<EshaanAgarwal[m]> "No it isn't. Almost done. Had..." <- I have done this. Should I share the outputfile for mlpack implementation here ?
<rcurtin[m]> "@jonpsy can you log in to..." <- Hey thanks! I wanted to learn about deployments, so I thought this would be a good starter.
<EshaanAgarwal[m]> "I have done this. Should I share..." <- Sure
and in those implementation this piece of code came with this documentation - // Reset all the networks.
// Note: the actor and critic networks have an if condition before reset.
// passed using this constructor.
// This is because we don't want to reset a loaded(possibly pretrained) model
jonpsy[m]: during initaliztion of constructor of PPO
well, then it shouldn't matter; but ofc you'd remove this line for now
since you're loading network params manually
jonpsy[m]: yeah agreed but how is it working ?
EshaanAgarwal[m]: i think that it is not doing what it is supposed to do. since here i am loading model but it was still reseting the network
didn't you remove it?
jonpsy[m]: then i did when i checked the print statments
but then i had questions that arent the weights initialized at the we set the network up ?
yes; but read the comment. He's assuming there's can be a pre-trained model here
also how does checking the number of elements in network with env sample size helps in detecting that ?
I can’t join the meeting right now, so please start without me.
I thought we are able to load the parameters already?
Didn’t you say you did that already, kinda confused.
zoq[m]: We are able to. Just when I was checking the weights and how they changed with epsiodes, I noticed that this piece of code reset the network during initialisation itself. Then I uncommented it and wondered what it's doing
EshaanAgarwal[m]: Commented*
Did you disable exploration?
zoq[m]: What do you mean by that ?
If we have exploration enabled we reset the weights
But looks like it’s not enabled
If you remove it, does it give the correct results?
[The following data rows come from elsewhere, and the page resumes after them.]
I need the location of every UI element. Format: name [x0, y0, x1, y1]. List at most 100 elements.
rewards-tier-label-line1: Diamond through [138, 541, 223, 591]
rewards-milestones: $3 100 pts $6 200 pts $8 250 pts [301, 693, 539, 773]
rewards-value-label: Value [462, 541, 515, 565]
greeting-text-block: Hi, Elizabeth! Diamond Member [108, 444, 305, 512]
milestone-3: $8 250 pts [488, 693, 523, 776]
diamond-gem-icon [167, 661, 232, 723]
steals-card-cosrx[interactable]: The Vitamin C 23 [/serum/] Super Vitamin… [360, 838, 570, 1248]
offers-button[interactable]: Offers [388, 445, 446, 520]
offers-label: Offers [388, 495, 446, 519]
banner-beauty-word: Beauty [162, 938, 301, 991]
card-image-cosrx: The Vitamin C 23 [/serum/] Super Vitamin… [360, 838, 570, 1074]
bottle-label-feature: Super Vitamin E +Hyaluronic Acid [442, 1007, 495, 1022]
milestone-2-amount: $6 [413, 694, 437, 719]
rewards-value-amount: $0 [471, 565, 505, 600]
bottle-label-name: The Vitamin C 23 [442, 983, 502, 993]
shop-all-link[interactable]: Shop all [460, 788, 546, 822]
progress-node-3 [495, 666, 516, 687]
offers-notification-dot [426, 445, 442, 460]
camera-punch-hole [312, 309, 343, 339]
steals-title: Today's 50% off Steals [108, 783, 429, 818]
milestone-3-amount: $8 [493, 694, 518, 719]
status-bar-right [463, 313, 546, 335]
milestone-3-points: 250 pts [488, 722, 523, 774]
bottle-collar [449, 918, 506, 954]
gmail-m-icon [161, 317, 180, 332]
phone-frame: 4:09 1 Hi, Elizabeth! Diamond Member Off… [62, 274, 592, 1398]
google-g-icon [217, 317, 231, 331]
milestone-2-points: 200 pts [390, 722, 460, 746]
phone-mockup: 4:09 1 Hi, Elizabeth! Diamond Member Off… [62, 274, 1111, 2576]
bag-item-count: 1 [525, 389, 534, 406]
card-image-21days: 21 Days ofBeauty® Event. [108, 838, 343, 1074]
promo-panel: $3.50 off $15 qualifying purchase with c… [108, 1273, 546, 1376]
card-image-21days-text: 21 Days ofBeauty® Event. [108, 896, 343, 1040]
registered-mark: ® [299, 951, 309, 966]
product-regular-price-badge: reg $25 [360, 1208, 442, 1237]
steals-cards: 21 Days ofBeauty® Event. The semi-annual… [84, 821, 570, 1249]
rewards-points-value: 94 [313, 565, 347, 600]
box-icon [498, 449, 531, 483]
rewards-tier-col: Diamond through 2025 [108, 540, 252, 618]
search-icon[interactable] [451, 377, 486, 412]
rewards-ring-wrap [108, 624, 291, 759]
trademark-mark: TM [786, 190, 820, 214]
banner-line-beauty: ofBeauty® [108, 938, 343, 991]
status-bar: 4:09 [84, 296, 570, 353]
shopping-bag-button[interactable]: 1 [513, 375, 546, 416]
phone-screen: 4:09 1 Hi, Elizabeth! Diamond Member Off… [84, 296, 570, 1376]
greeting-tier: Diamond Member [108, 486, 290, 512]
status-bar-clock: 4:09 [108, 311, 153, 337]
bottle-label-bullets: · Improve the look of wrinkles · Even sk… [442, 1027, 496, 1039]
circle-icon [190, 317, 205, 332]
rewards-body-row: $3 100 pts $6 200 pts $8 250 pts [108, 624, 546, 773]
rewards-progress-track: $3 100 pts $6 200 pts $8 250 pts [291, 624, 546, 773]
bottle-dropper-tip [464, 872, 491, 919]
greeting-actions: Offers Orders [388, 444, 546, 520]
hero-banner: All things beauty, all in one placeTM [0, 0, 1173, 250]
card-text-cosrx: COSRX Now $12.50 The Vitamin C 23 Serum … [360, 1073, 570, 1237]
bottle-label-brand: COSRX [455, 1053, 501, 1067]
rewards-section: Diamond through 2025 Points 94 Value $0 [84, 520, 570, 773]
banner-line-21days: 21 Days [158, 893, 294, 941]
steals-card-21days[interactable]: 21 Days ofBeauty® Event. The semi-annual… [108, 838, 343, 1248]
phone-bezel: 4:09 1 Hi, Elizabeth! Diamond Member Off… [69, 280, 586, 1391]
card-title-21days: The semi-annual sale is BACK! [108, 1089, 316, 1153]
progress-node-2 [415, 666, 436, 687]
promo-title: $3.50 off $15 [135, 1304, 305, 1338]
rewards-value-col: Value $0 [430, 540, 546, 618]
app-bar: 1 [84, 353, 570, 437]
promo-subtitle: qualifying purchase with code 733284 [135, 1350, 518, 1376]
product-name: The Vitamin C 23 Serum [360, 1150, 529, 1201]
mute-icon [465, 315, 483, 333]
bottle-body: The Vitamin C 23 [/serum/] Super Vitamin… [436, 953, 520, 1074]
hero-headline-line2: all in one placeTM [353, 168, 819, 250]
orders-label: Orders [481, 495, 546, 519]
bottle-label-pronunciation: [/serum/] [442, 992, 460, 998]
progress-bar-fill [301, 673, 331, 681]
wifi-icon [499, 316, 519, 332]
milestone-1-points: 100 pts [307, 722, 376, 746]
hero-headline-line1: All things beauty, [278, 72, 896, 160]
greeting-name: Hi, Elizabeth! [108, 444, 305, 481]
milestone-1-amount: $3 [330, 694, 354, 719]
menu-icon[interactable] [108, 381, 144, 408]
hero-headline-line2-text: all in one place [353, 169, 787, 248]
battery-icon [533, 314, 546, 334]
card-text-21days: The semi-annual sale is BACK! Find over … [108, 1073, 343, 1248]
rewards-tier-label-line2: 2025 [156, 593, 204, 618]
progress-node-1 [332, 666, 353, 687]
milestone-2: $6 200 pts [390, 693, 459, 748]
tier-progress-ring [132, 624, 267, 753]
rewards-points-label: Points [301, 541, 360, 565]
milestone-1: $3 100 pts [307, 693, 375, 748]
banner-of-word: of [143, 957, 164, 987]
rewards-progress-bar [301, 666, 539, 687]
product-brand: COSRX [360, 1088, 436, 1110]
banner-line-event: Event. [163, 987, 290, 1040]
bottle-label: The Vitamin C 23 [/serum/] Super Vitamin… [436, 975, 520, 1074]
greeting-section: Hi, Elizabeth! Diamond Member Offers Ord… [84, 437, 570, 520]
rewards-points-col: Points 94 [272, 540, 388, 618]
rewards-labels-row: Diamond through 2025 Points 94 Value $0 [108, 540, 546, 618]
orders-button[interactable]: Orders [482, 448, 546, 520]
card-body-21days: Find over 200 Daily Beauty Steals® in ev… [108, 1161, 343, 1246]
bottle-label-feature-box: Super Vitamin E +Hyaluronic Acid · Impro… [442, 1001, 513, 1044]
zoq[m]: I am not sure if I have done anything related to that in implementation 👀
zoq[m]: Yes for manually provided weights everything got smooth. Then out of curiosity I tried to do it with without manual set weights
Regardless, what of pytorch forward result?
jonpsy[m]: I don't know how to save that in a file. I looked up on the internet
Can store an SS; anyway what did you find?
jonpsy[m]: Loss values were a bit different ! I think actor loss is also coming different. There wasn't much difference in critic losses. Even the updated weights looked almost same
So that sounds like forward pass is okay.
Backward pass as well?
You checked the errors?
Can you push the debugging for the forward and backward pass?
What errors ?
Of the backward pass.
he meant backward gradients
zoq[m]: Push where ?
To the PR
I like to run it myself
or PR or chat anywhere we can see
But did you check the backward check?
zoq[m]: Ok sure ! I have made some changes in cart pole evironment too.
zoq[m]: Almost going there when I noticed that weights issue and then tried to resolve that
jonpsy: if you are free would you like to join the meet ?
Might not make it.
nw, Eshaan Agarwal will write the meeting summary
EshaanAgarwal[m]: jonpsy: please look now ! actully in pytorch i was saving only one of them in variable . i changed that now
they look similiar
zoq @marcusedel:matrix.org: jonpsy: can you please reopen the pull request. Apparently it got closed due to inactivity.
jonpsy: sounds good, just let me know if I can help explain the Jenkins setup or anything. it has years and years of cruft and insider knowledge from things we've set up 😃